We’re all accustomed to seeing dignitaries, film stars and so on walking along a red carpet, and know it’s a sign of great respect, courtesy or just plain flattery. According to Wikipedia :-
“The earliest known reference to walking a red carpet in literature is in the play Agamemnon by Aeschylus, written in 458 BC. When the title character returns from Troy, he is greeted by his vengeful wife Clytemnestra who offers him a red path to walk upon:-
“ ‘Now my beloved, step down from your chariot, and let not your foot, my lord, touch the Earth. Servants, let there be spread before the house he never expected to see, where Justice leads him in, a crimson path.’
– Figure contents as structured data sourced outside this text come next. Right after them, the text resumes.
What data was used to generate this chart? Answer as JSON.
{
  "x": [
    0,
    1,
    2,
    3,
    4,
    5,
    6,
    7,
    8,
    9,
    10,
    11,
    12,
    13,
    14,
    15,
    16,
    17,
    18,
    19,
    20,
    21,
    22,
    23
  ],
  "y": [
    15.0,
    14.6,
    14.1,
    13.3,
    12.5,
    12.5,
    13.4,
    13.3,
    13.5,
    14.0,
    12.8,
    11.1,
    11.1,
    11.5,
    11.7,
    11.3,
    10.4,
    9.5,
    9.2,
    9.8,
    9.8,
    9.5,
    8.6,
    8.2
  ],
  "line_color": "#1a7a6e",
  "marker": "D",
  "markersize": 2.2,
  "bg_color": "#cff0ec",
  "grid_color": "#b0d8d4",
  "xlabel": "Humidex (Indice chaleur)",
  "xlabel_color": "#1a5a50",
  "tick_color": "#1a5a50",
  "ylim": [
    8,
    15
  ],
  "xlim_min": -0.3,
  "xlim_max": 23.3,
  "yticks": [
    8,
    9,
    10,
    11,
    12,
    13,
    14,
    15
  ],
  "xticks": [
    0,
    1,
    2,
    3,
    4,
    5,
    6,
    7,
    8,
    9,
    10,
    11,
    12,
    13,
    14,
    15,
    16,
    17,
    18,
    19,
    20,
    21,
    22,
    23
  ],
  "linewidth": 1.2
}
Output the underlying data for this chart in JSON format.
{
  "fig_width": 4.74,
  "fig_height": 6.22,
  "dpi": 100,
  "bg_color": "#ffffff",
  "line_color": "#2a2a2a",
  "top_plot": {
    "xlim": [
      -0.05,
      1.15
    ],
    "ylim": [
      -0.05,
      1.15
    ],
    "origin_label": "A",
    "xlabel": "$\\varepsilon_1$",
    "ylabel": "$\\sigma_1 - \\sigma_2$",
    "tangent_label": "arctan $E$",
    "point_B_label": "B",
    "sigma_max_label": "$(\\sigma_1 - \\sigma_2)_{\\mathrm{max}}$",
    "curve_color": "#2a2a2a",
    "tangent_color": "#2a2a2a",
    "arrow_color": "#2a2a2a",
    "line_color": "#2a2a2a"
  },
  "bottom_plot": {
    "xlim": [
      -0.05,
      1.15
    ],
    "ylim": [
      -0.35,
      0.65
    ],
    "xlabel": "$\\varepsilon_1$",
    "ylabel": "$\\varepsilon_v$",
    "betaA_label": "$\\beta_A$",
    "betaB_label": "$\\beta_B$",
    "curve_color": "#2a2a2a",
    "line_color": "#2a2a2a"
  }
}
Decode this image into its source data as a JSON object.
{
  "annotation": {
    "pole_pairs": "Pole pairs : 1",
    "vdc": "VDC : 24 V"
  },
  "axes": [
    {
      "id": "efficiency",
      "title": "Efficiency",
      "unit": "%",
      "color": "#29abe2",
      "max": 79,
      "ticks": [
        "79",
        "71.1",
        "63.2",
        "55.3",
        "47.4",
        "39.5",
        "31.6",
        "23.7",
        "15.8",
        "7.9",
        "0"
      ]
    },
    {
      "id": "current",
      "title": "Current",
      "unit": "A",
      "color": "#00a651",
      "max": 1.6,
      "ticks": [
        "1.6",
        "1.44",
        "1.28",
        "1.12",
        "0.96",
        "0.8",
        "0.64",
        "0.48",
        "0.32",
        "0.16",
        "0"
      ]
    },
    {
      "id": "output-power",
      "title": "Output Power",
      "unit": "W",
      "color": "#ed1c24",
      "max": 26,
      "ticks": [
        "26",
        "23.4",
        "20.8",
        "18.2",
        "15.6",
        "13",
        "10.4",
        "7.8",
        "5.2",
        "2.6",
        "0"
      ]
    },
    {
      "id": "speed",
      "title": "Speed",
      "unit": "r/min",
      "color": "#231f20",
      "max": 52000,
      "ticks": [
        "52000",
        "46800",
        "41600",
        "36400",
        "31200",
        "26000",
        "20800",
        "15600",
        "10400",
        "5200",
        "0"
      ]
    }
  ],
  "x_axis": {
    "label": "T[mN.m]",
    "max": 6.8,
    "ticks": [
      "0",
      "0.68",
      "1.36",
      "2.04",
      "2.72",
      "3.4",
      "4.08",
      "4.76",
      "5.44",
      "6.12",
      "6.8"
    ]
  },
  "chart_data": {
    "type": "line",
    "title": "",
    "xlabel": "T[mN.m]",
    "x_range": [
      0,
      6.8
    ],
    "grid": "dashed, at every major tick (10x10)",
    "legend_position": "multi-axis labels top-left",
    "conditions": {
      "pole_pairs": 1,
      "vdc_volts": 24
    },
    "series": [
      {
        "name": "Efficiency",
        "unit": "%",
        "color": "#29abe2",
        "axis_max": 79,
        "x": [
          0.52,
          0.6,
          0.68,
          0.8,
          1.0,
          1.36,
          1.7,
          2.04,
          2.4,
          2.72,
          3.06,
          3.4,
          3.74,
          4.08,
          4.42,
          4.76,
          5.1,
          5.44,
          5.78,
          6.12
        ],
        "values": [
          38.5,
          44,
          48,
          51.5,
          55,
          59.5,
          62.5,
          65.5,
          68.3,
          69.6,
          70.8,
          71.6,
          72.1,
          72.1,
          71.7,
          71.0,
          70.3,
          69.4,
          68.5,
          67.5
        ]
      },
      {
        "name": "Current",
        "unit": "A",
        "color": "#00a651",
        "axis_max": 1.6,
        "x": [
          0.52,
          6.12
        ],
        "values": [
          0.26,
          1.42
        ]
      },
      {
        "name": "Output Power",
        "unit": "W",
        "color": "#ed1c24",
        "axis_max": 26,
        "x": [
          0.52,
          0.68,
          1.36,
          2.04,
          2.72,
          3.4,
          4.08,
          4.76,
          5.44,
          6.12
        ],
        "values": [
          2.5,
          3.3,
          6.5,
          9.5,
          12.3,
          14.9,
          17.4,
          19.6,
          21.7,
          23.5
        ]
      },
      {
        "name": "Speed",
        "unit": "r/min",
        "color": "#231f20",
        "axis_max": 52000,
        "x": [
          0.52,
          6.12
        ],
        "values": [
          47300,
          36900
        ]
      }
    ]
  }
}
“Agamemnon, knowing that only gods walk on such luxury, responds with trepidation:
“ ‘I am a mortal, a man; I cannot trample upon these tinted splendours without fear thrown in my path.’ “
From the above, I imagine that Aeschylus wasn’t the first one to know about red carpets, just the first to mention such a thing. So how much earlier did they in fact come about? I don’t know, but I was curious enough to wonder when the first reference appeared in England.
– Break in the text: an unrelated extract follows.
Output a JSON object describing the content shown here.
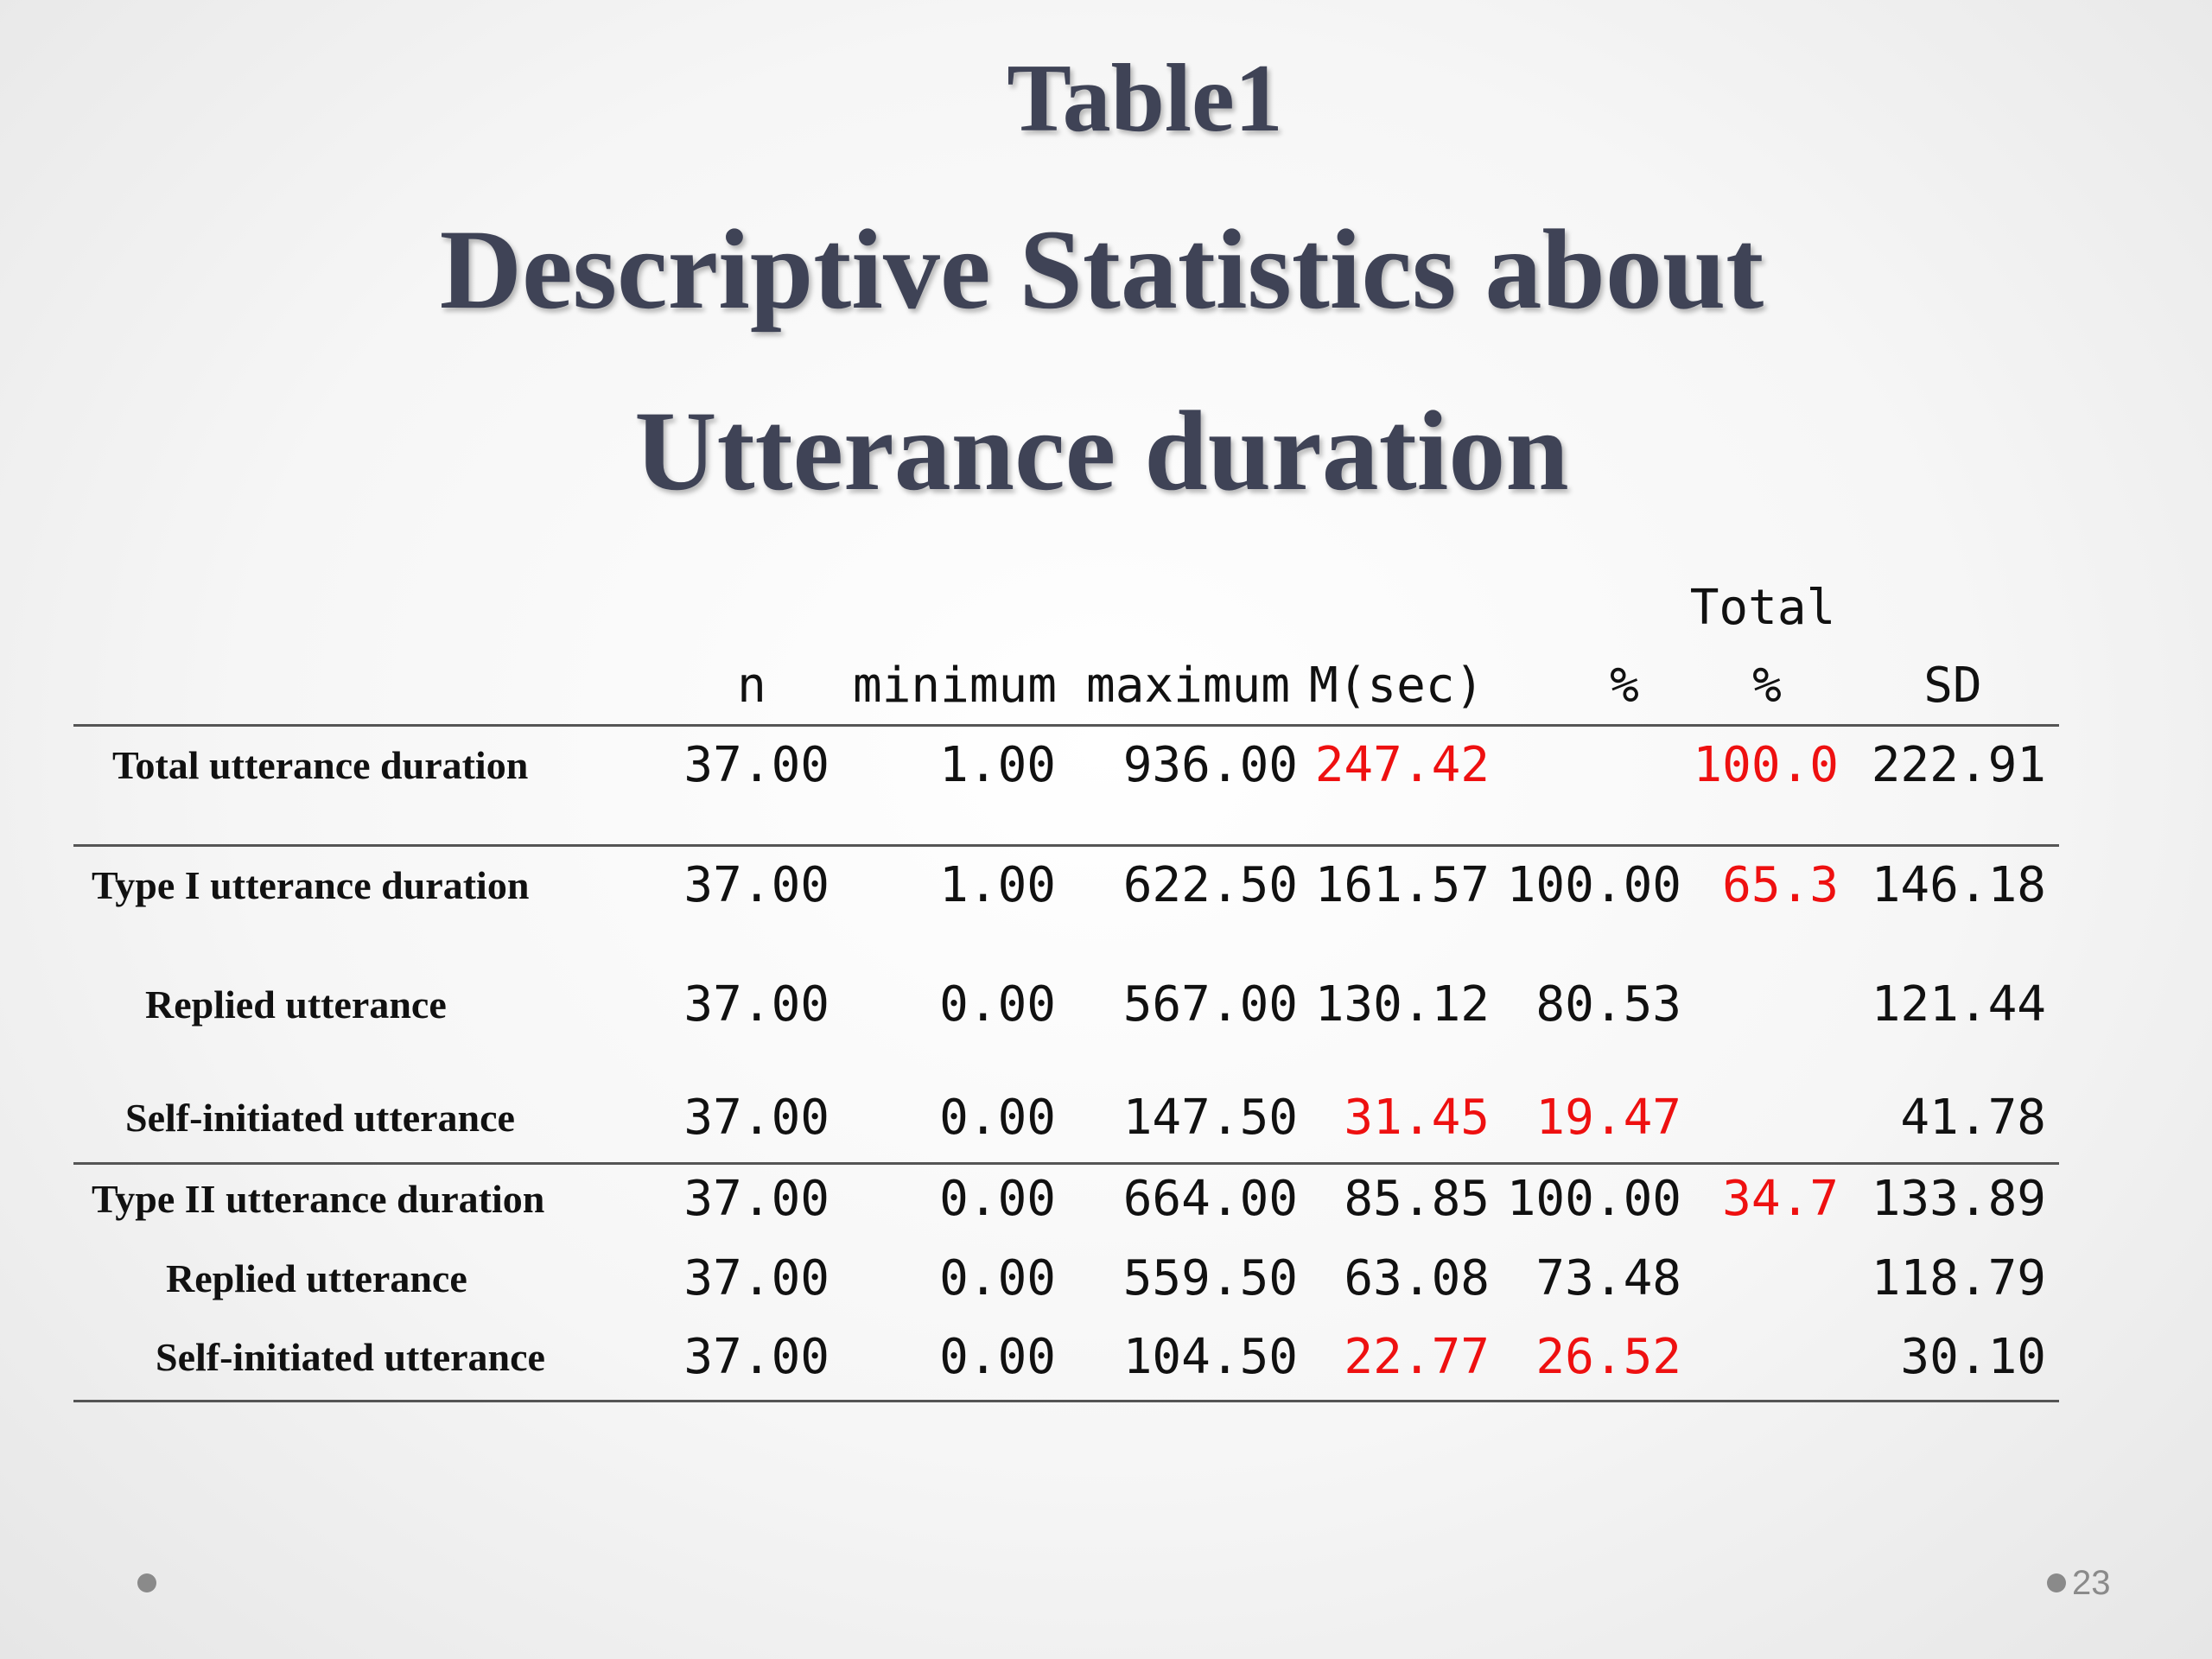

I’m afraid I could go no further back than 16th July, 1377, and the coronation of Richard II. According to King Richard II by Bryan Bevan (and various other sources): “Scarlet cloth had been laid down by William de Latymer, the king’s almoner, from the hall of the Palace of Westminster to the Abbey. So the boy, Richard, wearing white robes and a pair of red velvet shoes with fleurs-de-lis worked on them in pearls, passed in procession to the Abbey.”
Finding an illustration of this first coronation procession to the Abbey has defied me. There appear to only be images of the boy king on the throne during the ceremony, and one afterwards, when the exhausted boy was carried shoulder-high from the Abbey. No glimpse of the “red cloth”.
As for finding any medieval illustration of a red carpet of any description, all I could locate was another from the reign of Richard II – concerning the death, on 7th June 1394, of his much loved wife, Anne of Bohemia. This shows only that the artist decided to furnish her bedchamber with a patterned red carpet. Whether or not this signifies her “film star” status, I don’t know.
So, was Richard’s coronation the first time in England? I doubt it, but must appeal to you for any earlier references.